Cercavo da tempo il pretesto per poter bacchettare una parte del panorama musicale Italiano. L’opportunità, e lo ringrazio vivamente, mi vien data da Marco Masini che, attraverso la peggior performance musicale di sempre (cover di nothing else matters dei metallica) rende facilissimo un compito che altrimenti avrebbe arrecato non pochi problemi.
È veramente imbarazzante, e tormentoso, ascoltare la canzone per intero. L’insensatezza del testo ti costringe a interrogarti sulla veridicità del momento che si sta vivendo mentre la si ascolta. Non è mia intenzione parafrasare il contenuto del brano – anche perché ritengo sia impossibile – mi limiterò, quindi, ad estrapolare “dall’aulico contesto” alcune chicche degne di nota: l’iguana dei passi tuoi; il tuo inguine di viva orchidea; il tempo si ambigua; il sole riallaga il blu; ecc.
Ora, tralasciando l’inflazionata “e chi se ne frega”, cercherò di analizzare un problema endemico della musica pop/rock made in Italy: la futilità delle cover musicali proposte dai nostri artisti.
Purtroppo, per avvalorare la mia tesi, riporterò esempi che vedono come protagonisti musicisti distintisi, nel tempo, per capacità compositive e profondità di argomenti.
Parto dalla cover “questo vecchio pazzo mondo” presentata da Gino Santercole riprendendo la più nobile “Eve of destruction” di Barry McGuire. Il brano originale è stato l’inno di una intera generazione, un grido di protesta, un NO secco e diretto nei confronti della guerra. Al suo interno possiamo trovare versi impegnati di questo spessore culturale: “you’re old enough to kill but not for voting”; “And marches alone can’t bring integration, when human respect is disintegrating”. Capirete bene, nonostante le buone intenzioni che hanno mosso Santercole, che il confronto non regge. Il significato vuole essere vicino a quello dell’originale, ma finisce per non essere neanche una pallida copia del capolavoro di McGuire.
Proseguo con la spiritosa cover “Mino dove vai?” di Mino Reitano che, riprendendo la celeberrima “basket case” dei Green Day, cerca di rivivere una seconda giovinezza e di mettersi al passo coi tempi che corrono. Il risultato è un disastro di dimensioni bibliche. Da quando ho avuto la sfortuna di ascoltare la cover mi risulta difficile anche solo pensare all’originale.

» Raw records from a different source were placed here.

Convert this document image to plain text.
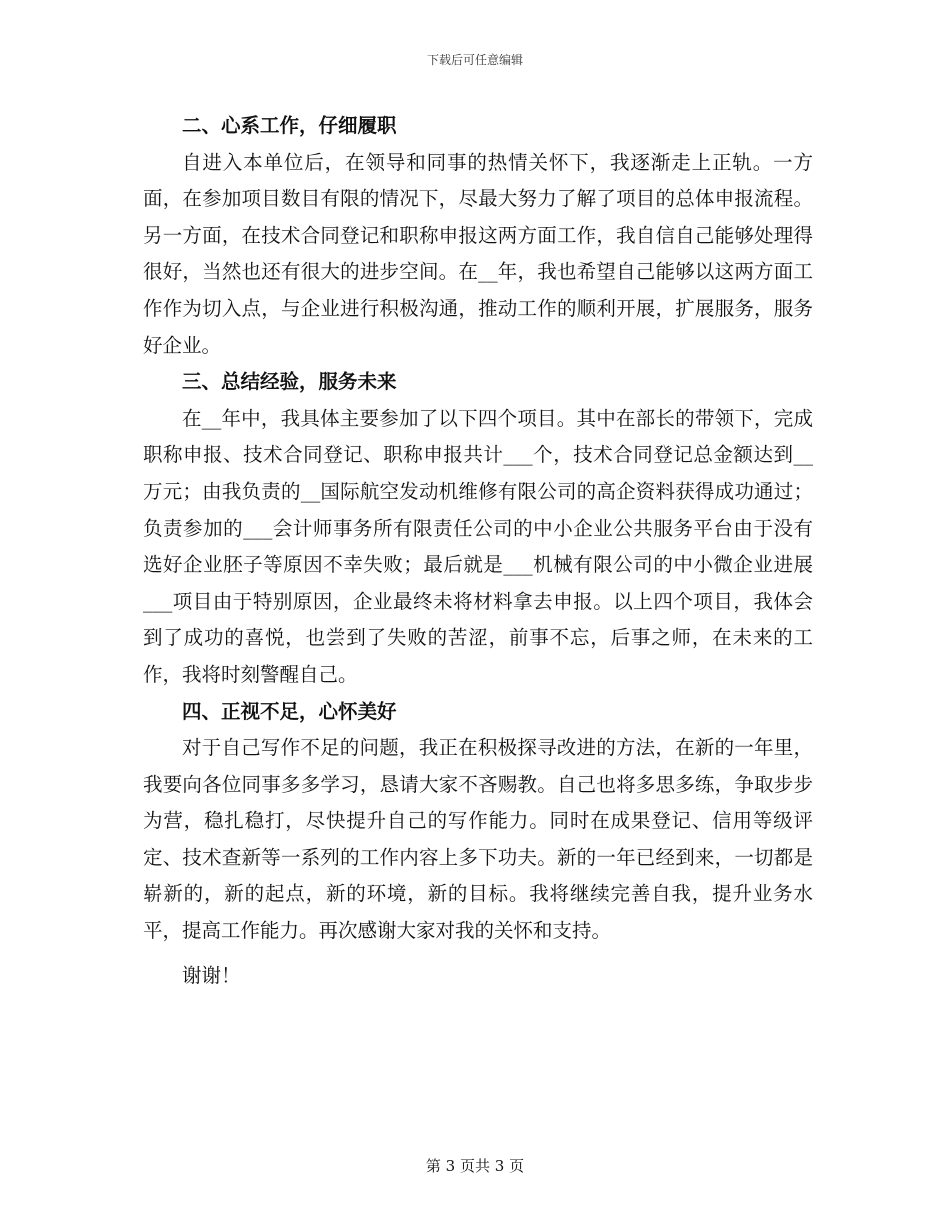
下载后可任意编辑

二、心系工作，仔细履职

自进入本单位后，在领导和同事的热情关怀下，我逐渐走上正轨。一方面，在参加项目数目有限的情况下，尽最大努力了解了项目的总体申报流程。另一方面，在技术合同登记和职称申报这两方面工作，我自信自己能够处理得很好，当然也还有很大的进步空间。在__年，我也希望自己能够以这两方面工作作为切入点，与企业进行积极沟通，推动工作的顺利开展，扩展服务，服务好企业。

三、总结经验，服务未来

在__年中，我具体主要参加了以下四个项目。其中在部长的带领下，完成职称申报、技术合同登记、职称申报共计___个，技术合同登记总金额达到__万元；由我负责的__国际航空发动机维修有限公司的高企资料获得成功通过；负责参加的___会计师事务所有限责任公司的中小企业公共服务平台由于没有选好企业胚子等原因不幸失败；最后就是___机械有限公司的中小微企业进展___项目由于特别原因，企业最终未将材料拿去申报。以上四个项目，我体会到了成功的喜悦，也尝到了失败的苦涩，前事不忘，后事之师，在未来的工作，我将时刻警醒自己。

四、正视不足，心怀美好

对于自己写作不足的问题，我正在积极探寻改进的方法，在新的一年里，我要向各位同事多多学习，恳请大家不吝赐教。自己也将多思多练，争取步步为营，稳扎稳打，尽快提升自己的写作能力。同时在成果登记、信用等级评定、技术查新等一系列的工作内容上多下功夫。新的一年已经到来，一切都是崭新的，新的起点，新的环境，新的目标。我将继续完善自我，提升业务水平，提高工作能力。再次感谢大家对我的关怀和支持。

谢谢！

第 3 页共 3 页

Che dire di “ad ogni costo” di Vasco? Qui la delusione è cocente. La magia, l’atmosfera e la rabbia – proposte dai mitici Radiohead nell’enigmatica “creep” – vengono sostituite dalla pochezza e dalla banalità degli argomenti trattati dall’artista Italiano. I graffi delle telecaster di Thom Yorke e Jonny Greenwood, che precedono il ritornello, mal si conciliano con un testo meramente mieloso e stereotipato.
A che ora è la fine del mondo? La risposta vien naturale subito dopo aver ascoltato questo famosissimo brano del Liga. Il mondo è già finito. La pretesa di riprendere una delle più belle canzoni del panorama alternative rock (It’s the end of the world dei R.E.M), per farne una canzonetta dal discutibile significato, la dice lunga sullo stato di salute del Globo.
Giungo, infine, ad un brano che pare essere stato rispolverato dal dimenticatoio in cui per fortuna era pervenuto: Senza luce. I Dik Dik, comprendendo di poter lucrare su una melodia superlativamente foggiata dai Procol Harum, son disposti a tutto, anche a sovrapporre alla soave melodia un testo senza senso. La fatale “a whiter shade of pale” diviene quindi “senza luce”. Non potete immaginare lo sconforto e lo sdegno che questa manovra commerciale (perché di altro non si può parlare) hanno causato.
È naturale chiedersi come mai artisti del calibro di Vasco, Liga, Dik Dik e tanti altri in alcuni periodi della carriera decidano di praticare una sorta di “harakiri musicale”. Ho sempre pensato che quando si riprende una canzone altrui, che ha in qualche modo fatto la storia, non si deve avere la pretesa di migliorarla, ma quanto meno di lasciare inalterato il “valore sociologico” della stessa.
Concludo cercando di far notare come queste “trovate” ci allontanino dalla vetta nel “ranking mondiale della musica Rock/pop” riempiendoci di ridicolo e facendoci apparire poco credibili.